Leo è un pastore tedesco di nove anni con gravi problemi neurologici. La sua mente è lucida, la voglia di vivere intatta, ma il corpo non riesce più a sostenerlo.
Questo è Leo. Ha nove anni ed è il mio pastore tedesco, il mio compagno fedele, la mia ombra da quasi una vita. All’inizio di quest’anno sono comparsi i primi segnali: difficoltà improvvise, movimenti incerti, qualcosa che non tornava. Sono iniziate le visite, i controlli, le cure, i tentativi continui di rallentare un percorso che sapevo sarebbe arrivato, ma che speravo di poter tenere lontano ancora un po’. Ogni appuntamento portava con sé una speranza fragile, ogni miglioramento sembrava una tregua concessa dal tempo.

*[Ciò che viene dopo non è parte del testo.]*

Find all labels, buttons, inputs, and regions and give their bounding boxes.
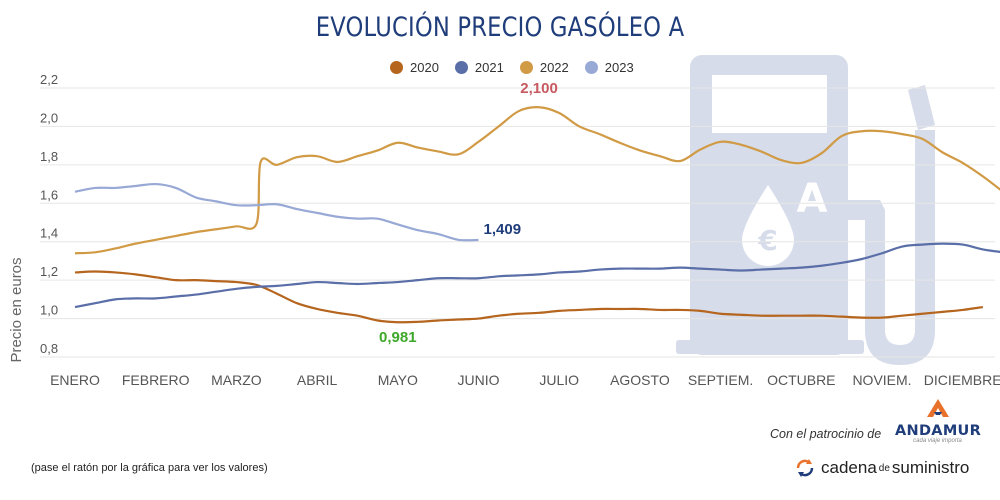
sponsor-text: Con el patrocinio de [770,427,882,441]
x-tick-label: JUNIO [458,372,500,388]
x-tick-label: MARZO [211,372,262,388]
y-tick-label: 0,8 [40,341,58,356]
series-line-2022[interactable] [74,106,1000,255]
series-line-2021[interactable] [74,242,1000,309]
cadena-arrows-icon [796,459,814,477]
andamur-name: ANDAMUR [895,423,982,439]
x-tick-label: ABRIL [297,372,338,388]
y-tick-label: 1,0 [40,303,58,318]
annotations: 2,100 1,409 0,981 [379,80,558,346]
legend-label-2023: 2023 [604,60,634,75]
legend-label-2022: 2022 [539,60,569,75]
legend-swatch-2020 [390,61,403,74]
annotation-2020: 0,981 [379,329,417,346]
x-tick-label: SEPTIEM. [688,372,753,388]
x-tick-label: ENERO [50,372,100,388]
cadena-text-3: suministro [891,458,970,477]
legend-item-2022[interactable]: 2022 [519,60,569,75]
legend-item-2021[interactable]: 2021 [454,60,504,75]
y-axis-ticks: 0,8 1,0 1,2 1,4 1,6 1,8 2,0 2,2 [40,72,58,356]
x-tick-label: DICIEMBRE [924,372,1000,388]
legend-item-2023[interactable]: 2023 [584,60,634,75]
svg-text:A: A [797,176,828,222]
x-tick-label: FEBRERO [122,372,190,388]
y-tick-label: 2,0 [40,110,58,125]
y-tick-label: 1,2 [40,264,58,279]
hover-hint: (pase el ratón por la gráfica para ver l… [31,462,268,474]
andamur-logo[interactable]: ANDAMUR cada viaje importa [895,398,982,444]
x-axis-ticks: ENERO FEBRERO MARZO ABRIL MAYO JUNIO JULIO AGOS… [50,372,1000,388]
andamur-tagline: cada viaje importa [913,438,962,444]
legend-swatch-2023 [584,61,598,74]
cadena-text-2: de [878,462,890,474]
legend-swatch-2022 [519,61,533,74]
chart-legend: 2020 2021 2022 2023 [390,60,634,75]
x-tick-label: OCTUBRE [767,372,835,388]
y-tick-label: 1,6 [40,187,58,202]
legend-swatch-2021 [454,61,468,74]
y-tick-label: 2,2 [40,72,58,87]
x-tick-label: JULIO [539,372,579,388]
annotation-2023: 1,409 [484,221,522,238]
andamur-logo-icon [926,399,949,417]
chart-title: EVOLUCIÓN PRECIO GASÓLEO A [315,12,685,43]
legend-label-2021: 2021 [474,60,504,75]
y-axis-label: Precio en euros [8,257,25,362]
cadena-suministro-logo[interactable]: cadena de suministro [795,458,969,478]
x-tick-label: AGOSTO [610,372,670,388]
legend-label-2020: 2020 [410,60,439,75]
x-tick-label: NOVIEM. [852,372,911,388]
series-lines [74,106,1000,324]
annotation-2022: 2,100 [520,80,558,97]
chart-gridlines [40,87,995,358]
y-tick-label: 1,8 [40,149,58,164]
y-tick-label: 1,4 [40,226,58,241]
legend-item-2020[interactable]: 2020 [390,60,439,75]
series-line-2020[interactable] [74,270,984,324]
x-tick-label: MAYO [378,372,418,388]
series-line-2023[interactable] [74,182,479,242]
svg-text:€: € [757,224,777,257]
cadena-text-1: cadena [821,458,877,477]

Oggi Leo fatica persino a stare in piedi. Quando ci riesce è solo per pochi istanti, poi le zampe posteriori cedono e il suo corpo lo tradisce. Ho provato tutto ciò che era possibile: tappeti per evitare che scivolasse, supporti che non sopporta, piccoli accorgimenti quotidiani per aiutarlo. Ma lui odia sentirsi limitato. Odia che gli vengano toccate le zampe. La sua frustrazione è evidente e la mia impotenza lo è altrettanto. Negli ultimi tempi ha perso forza anche nelle cose più semplici. Le notti sono difficili, gli incidenti più frequenti, la stanchezza più profonda.
Eppure, quando lo guardo negli occhi, vedo ancora tanta voglia di vivere. Leo vuole giocare, girare per casa, fare il suo dovere di cane da guardia. La sua mente è lucida, il suo cuore presente. È il corpo a non riuscire più a seguirlo. Accettare che possa essere arrivato il momento è straziante. Non mi sentirò mai pronta e mi sembrerà sempre troppo presto. Qualunque scelta mi farà sentire in colpa, come se lo stessi tradendo. Scrivo solo per dirti addio, forse per chiedere se sto facendo la cosa giusta per il mio migliore amico. Ti voglio bene, Leo. Grazie di tutto, dolce anima.